Wenn ich meine Fantasien nicht hätte, wäre ich tot. Es dringen ja sonst keine Bilder mehr zu mir durch. Und Geräusche auch nur in Form von Ohrgeräuschen oder Kopfgeräuschen, die manchmal lärmen wie eine Waschmaschine, aber mit dem Leben nichts zu tun haben, weil sie keine Worte und Gespräche übermitteln. Ich hole mir die Bilder und Anregungen aus den Buchstabenzeichen, die mir meine Begleiter mit dem Finger auf die Stirn schreiben. So lesen wir ganze Romane. Früher, als ich noch selber lesen konnte, mochte ich Science Fiction, heute sind mir realistische Texte lieber, auch Zeitungsartikel, weil ich wissen will, was um mich herum vorgeht, wie die Welt draußen ist. Science Fiction empfinde ich heute als sinnlos, als Kanonenschuss in die Endlosigkeit, aber es gibt fantasiebegabte Schriftsteller, die mir wunderbare Bilder in den Kopf gesetzt haben . . .

Zum Beispiel?

Zum Beispiel aus einem Roman von Michael Ende das Bild einer im Weltraum treibenden Kathedrale, deren Allerheiligstes ein Tabernakel ist, der haufenweise Millionenscheine spendet. Es ist ein starkes Bild – oder das Bild von Zügen, die aus dem Nichts kommen und ins Nichts fahren . . .

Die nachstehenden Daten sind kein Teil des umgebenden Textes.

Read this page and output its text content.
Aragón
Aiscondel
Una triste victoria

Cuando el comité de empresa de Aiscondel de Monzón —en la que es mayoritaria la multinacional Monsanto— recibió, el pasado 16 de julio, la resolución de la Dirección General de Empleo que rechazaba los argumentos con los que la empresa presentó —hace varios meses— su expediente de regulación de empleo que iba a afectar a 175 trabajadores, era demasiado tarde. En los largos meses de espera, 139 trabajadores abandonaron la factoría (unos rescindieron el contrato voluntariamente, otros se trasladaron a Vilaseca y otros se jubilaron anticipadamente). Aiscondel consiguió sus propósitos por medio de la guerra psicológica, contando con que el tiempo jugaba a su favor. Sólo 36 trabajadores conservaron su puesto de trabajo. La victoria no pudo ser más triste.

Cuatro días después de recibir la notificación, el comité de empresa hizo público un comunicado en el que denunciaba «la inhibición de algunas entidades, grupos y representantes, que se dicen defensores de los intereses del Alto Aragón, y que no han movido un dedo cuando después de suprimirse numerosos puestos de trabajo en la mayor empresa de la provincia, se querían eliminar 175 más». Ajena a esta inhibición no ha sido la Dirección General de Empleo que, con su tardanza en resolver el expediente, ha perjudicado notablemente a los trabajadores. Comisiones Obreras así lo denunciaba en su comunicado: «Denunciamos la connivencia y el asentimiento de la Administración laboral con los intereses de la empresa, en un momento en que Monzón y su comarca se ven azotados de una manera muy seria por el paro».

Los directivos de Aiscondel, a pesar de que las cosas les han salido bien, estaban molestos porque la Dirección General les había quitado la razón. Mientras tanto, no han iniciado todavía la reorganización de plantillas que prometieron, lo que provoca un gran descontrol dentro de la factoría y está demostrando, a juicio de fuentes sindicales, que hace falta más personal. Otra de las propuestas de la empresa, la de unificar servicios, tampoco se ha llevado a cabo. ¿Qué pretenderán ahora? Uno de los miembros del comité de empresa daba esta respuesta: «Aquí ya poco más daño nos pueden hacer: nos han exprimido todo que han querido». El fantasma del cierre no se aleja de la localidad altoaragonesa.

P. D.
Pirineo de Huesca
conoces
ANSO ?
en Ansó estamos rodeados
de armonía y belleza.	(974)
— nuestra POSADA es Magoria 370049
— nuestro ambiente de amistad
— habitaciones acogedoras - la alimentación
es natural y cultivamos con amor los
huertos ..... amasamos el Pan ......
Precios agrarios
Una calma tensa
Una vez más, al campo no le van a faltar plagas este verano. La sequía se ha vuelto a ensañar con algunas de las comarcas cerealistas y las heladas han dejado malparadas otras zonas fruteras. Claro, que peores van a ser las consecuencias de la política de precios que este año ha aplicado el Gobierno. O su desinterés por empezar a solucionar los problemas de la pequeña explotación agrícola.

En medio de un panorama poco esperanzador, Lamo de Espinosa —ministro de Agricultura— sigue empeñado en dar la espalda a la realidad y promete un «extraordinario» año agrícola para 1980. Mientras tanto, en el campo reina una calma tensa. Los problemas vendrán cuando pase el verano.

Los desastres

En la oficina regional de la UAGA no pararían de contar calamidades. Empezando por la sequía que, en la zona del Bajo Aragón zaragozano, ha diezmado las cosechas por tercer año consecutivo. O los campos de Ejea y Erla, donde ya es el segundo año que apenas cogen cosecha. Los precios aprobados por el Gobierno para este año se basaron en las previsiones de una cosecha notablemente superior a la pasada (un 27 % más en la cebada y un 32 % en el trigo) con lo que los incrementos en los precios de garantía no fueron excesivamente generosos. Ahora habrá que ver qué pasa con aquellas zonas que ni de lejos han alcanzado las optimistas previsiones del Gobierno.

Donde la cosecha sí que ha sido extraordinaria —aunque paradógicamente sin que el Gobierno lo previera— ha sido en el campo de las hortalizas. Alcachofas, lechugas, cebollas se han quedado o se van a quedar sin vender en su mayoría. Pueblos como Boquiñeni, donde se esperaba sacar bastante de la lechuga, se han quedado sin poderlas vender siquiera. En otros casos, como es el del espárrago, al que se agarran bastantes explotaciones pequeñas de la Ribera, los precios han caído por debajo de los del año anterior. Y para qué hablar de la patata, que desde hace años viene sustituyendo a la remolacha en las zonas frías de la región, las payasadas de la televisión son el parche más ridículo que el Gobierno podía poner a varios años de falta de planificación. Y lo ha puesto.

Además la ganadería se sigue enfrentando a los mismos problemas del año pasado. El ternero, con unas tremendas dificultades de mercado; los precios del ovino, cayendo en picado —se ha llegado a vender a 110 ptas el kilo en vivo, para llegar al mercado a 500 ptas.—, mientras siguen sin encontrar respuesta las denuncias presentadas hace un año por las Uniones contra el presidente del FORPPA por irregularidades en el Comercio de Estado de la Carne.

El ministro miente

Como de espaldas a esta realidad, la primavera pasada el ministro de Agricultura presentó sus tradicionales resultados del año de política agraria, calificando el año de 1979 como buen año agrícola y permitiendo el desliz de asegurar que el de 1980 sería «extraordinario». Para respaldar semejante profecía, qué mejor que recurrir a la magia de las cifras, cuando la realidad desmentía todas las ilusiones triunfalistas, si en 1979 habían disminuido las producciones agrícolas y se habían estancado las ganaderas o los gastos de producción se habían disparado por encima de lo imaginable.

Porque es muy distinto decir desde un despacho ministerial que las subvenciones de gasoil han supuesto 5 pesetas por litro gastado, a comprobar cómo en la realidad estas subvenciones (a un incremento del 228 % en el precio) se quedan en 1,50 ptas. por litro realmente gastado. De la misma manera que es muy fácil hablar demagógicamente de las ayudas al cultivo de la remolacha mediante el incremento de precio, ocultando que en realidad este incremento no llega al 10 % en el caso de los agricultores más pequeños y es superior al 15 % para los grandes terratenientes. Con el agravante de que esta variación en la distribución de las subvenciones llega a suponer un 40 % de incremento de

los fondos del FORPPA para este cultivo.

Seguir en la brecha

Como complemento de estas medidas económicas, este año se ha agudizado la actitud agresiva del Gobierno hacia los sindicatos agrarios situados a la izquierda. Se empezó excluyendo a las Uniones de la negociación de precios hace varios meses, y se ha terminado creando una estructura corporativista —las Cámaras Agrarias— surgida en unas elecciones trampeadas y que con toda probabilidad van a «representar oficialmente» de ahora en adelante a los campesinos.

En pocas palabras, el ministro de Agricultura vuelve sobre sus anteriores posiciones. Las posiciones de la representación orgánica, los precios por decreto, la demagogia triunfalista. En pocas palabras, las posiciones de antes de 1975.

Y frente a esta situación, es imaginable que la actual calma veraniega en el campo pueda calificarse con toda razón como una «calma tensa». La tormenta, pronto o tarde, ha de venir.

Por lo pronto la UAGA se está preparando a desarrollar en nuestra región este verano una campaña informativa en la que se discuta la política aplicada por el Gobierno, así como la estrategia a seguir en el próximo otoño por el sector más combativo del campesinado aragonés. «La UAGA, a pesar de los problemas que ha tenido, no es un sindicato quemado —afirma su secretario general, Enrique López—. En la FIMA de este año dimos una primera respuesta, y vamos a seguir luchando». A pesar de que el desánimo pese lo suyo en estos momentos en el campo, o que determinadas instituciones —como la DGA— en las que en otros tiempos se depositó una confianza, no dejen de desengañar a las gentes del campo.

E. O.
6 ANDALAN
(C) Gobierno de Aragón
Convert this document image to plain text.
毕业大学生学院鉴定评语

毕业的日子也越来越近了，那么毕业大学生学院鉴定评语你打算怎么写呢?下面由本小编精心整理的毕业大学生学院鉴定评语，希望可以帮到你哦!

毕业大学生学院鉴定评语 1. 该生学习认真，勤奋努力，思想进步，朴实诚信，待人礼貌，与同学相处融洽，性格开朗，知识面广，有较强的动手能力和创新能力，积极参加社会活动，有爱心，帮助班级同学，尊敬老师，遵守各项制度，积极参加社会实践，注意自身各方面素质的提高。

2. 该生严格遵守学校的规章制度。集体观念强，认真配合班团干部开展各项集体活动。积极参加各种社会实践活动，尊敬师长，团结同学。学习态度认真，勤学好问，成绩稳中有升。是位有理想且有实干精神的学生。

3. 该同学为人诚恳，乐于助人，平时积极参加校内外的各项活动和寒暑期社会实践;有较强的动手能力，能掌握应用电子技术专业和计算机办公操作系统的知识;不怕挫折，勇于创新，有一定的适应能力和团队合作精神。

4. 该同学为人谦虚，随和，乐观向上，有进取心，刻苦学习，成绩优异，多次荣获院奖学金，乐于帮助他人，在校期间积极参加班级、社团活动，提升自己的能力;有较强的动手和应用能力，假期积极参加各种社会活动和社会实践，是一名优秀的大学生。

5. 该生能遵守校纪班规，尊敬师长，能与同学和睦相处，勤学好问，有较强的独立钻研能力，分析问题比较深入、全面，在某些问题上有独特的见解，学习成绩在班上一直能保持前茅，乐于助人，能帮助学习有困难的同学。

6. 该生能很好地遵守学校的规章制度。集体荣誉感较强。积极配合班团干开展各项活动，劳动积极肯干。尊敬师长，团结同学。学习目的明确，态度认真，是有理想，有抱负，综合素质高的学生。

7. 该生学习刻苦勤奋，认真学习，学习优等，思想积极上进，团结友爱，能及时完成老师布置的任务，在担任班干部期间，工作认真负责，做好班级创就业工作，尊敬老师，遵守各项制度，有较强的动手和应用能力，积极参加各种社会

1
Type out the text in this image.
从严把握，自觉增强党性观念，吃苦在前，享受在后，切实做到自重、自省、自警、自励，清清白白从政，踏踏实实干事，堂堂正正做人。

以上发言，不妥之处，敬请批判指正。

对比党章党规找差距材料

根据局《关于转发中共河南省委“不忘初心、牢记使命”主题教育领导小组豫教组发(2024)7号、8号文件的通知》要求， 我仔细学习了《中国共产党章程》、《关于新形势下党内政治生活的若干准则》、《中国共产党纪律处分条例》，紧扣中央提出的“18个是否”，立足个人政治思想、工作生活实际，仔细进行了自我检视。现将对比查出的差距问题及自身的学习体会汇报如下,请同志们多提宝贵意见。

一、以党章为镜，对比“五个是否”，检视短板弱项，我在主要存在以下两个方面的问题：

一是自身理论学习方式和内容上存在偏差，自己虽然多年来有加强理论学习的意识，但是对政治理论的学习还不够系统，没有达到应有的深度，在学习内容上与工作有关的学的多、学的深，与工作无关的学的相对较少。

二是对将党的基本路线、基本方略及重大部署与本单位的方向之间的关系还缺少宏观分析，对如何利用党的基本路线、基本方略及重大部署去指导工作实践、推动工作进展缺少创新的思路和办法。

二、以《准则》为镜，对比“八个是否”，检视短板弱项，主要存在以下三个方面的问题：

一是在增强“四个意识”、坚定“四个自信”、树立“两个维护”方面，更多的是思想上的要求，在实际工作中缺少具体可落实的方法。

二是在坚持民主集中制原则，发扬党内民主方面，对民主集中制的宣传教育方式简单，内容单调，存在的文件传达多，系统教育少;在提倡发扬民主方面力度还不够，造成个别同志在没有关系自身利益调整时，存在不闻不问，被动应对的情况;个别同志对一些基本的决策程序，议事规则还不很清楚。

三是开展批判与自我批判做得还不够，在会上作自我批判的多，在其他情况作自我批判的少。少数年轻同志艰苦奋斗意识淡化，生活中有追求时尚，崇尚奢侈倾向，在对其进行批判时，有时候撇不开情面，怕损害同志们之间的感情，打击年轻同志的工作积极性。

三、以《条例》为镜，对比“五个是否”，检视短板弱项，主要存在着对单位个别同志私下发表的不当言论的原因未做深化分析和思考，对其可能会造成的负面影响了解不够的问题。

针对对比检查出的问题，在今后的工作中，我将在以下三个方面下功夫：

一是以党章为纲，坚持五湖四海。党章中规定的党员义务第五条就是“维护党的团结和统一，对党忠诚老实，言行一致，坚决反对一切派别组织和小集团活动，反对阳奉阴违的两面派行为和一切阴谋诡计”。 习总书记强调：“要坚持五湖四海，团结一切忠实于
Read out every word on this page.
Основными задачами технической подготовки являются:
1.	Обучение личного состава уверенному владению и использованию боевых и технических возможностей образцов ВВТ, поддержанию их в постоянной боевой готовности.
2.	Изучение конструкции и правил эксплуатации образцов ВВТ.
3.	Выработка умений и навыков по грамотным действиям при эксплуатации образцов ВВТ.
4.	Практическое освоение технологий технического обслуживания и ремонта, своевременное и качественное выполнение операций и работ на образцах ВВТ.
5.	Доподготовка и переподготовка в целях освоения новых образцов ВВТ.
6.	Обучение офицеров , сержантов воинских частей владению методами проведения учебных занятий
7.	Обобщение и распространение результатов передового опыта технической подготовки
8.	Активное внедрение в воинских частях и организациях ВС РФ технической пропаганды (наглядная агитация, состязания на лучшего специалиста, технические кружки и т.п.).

Sind Sie ein gläubiger Mensch?

Ich glaube, dass es einen Gott gibt, und sehe auch mein Leiden als Geschick, das mir Gott auferlegt hat. Es bleibt mir nichts anderes übrig, als es zu akzeptieren und damit zurechtzukommen. So lange ich Menschen habe, die mir dabei helfen, ist das zu schaffen. Und ich muss natürlich auch mit meinen Wünschen zurechtkommen . . .

Wünschen für die Zukunft?

Zukunft ist für mich ein Wort aus einem Science Fiction-Roman. Damit kann ich mich nicht befassen. Ich hoffe darauf, einigermaßen gesund zu bleiben. Das klingt in meinem Fall vielleicht seltsam, aber es könnte ja alles noch schlimmer kommen. Ich muss zugeben, dass ich nicht gern in einem Alten-Pflegeheim lebe, denn selbst wenn man blind und taub ist, spürt man, ob einen eine heitere oder eine eher gedrückte Atmosphäre umgibt. Und ich habe immer gerne gelacht. Ein besseres Leben, das hätte doch jeder gern.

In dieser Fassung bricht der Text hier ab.